Does it ever go well?

“In our research, we looked for good examples. Then you come across loners who persevered against the tide, the madmen who made sport possible after all by arranging money from all kinds of jars or nagging the board to arrange something. In the OLVG in Amsterdam, for example, a nurse was very fond of sports and has set up a sports hall for oncology and haematology patients. The Máxima Children’s Hospital in Utrecht, for young cancer patients, has a great interior. That’s where life goes on. Children go to school, can exercise in the playground. It is often possible for children. But Pim was eighteen-plus, there was nothing for him.”

Why did you want to do this research after his death, while it always reminds you of Pim?
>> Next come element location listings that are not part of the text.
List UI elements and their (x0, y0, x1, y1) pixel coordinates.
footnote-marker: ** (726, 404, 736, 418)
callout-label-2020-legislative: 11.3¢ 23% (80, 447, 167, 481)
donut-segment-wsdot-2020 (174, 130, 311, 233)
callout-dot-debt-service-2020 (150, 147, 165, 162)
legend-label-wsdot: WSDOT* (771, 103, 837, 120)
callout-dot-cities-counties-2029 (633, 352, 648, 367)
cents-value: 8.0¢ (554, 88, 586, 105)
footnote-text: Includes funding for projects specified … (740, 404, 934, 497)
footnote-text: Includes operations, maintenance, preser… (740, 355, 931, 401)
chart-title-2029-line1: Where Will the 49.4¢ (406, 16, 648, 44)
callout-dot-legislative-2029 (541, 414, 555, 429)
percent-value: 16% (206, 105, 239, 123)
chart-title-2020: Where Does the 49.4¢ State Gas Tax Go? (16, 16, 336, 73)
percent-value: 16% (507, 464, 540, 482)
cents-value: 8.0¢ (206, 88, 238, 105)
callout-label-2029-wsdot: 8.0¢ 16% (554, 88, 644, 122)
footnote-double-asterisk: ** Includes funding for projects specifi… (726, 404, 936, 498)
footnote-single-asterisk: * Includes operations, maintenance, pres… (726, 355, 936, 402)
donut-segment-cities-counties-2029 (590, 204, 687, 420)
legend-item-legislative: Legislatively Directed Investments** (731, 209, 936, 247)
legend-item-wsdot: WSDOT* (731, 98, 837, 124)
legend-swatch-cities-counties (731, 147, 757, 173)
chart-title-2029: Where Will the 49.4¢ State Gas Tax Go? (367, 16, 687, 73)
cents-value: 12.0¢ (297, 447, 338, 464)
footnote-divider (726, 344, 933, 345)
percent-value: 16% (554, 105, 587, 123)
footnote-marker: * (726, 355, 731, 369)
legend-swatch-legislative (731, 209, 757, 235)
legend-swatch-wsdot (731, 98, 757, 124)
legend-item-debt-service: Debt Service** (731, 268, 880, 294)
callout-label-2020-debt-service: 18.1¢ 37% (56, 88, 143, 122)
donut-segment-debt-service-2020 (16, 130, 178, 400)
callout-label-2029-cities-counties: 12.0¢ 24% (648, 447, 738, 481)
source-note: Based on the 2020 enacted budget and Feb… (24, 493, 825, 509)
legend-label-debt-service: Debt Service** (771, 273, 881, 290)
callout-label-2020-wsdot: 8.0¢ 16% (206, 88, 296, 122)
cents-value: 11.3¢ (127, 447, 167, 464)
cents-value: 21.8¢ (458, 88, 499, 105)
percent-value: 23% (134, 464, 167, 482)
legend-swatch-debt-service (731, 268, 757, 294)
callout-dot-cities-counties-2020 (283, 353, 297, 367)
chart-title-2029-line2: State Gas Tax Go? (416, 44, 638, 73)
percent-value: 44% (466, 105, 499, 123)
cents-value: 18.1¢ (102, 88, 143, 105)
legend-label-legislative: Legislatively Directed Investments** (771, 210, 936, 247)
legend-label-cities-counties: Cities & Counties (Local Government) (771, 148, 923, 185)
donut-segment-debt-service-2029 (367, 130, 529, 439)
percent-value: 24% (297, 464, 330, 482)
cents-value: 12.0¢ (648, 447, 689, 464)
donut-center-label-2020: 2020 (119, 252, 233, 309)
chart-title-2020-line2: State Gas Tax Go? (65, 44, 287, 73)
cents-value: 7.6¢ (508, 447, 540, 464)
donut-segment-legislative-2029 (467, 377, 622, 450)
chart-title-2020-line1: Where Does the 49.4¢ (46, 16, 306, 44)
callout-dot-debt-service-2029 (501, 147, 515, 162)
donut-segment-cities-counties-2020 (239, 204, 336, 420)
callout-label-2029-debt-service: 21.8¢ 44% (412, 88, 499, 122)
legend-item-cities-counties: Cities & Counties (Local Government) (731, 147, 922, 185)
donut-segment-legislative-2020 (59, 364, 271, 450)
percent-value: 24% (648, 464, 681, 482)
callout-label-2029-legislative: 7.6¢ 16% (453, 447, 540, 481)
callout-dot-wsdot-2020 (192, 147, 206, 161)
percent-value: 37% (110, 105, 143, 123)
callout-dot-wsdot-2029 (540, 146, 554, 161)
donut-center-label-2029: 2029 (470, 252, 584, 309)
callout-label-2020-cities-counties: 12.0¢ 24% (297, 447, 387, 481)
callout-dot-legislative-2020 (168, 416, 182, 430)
“He’s gone, but I can still help people like him. I want to wake people up. Pim is unfortunately not a unique example. Sport is a key element in healthcare, but in education there is little physical education, and municipalities do not give enough thought to movement when constructing public space. The system we have created together often prevents exercise and sports.”

How do you think that is?

“Sport has traditionally been a personal choice, a hobby that people organize themselves. Governments have always looked at it that way, so they have never officially arranged it. But gradually we know how important sport and exercise are. It makes you healthier – it’s not for nothing that we have exercise guidelines for minimal effort per day. Nevertheless, the municipalities are still legally required to offer a library to residents, but if the swimming pool closes – current with the rising energy prices – citizens will not have a leg to stand on. That is a chronic lack in society.”

What do you hope to leave behind at the Dutch Sports Council?

“The Sports Council issued an advice to the cabinet in 2020 stating that sport should be recognized as a public facility. Almost half of the Dutch population does not exercise enough. That is bad for health – we have seen that very clearly with corona, because people who exercise are more resilient. The government must recognize this and facilitate sport and exercise, I hope to have contributed to that. In fact, my story, about Pim, is also about that. It also shows that we still have a long way to go. But I think it is inevitable to give sport a central role in our country. The value and significance of sport and exercise are so great. No one can get around that anymore.”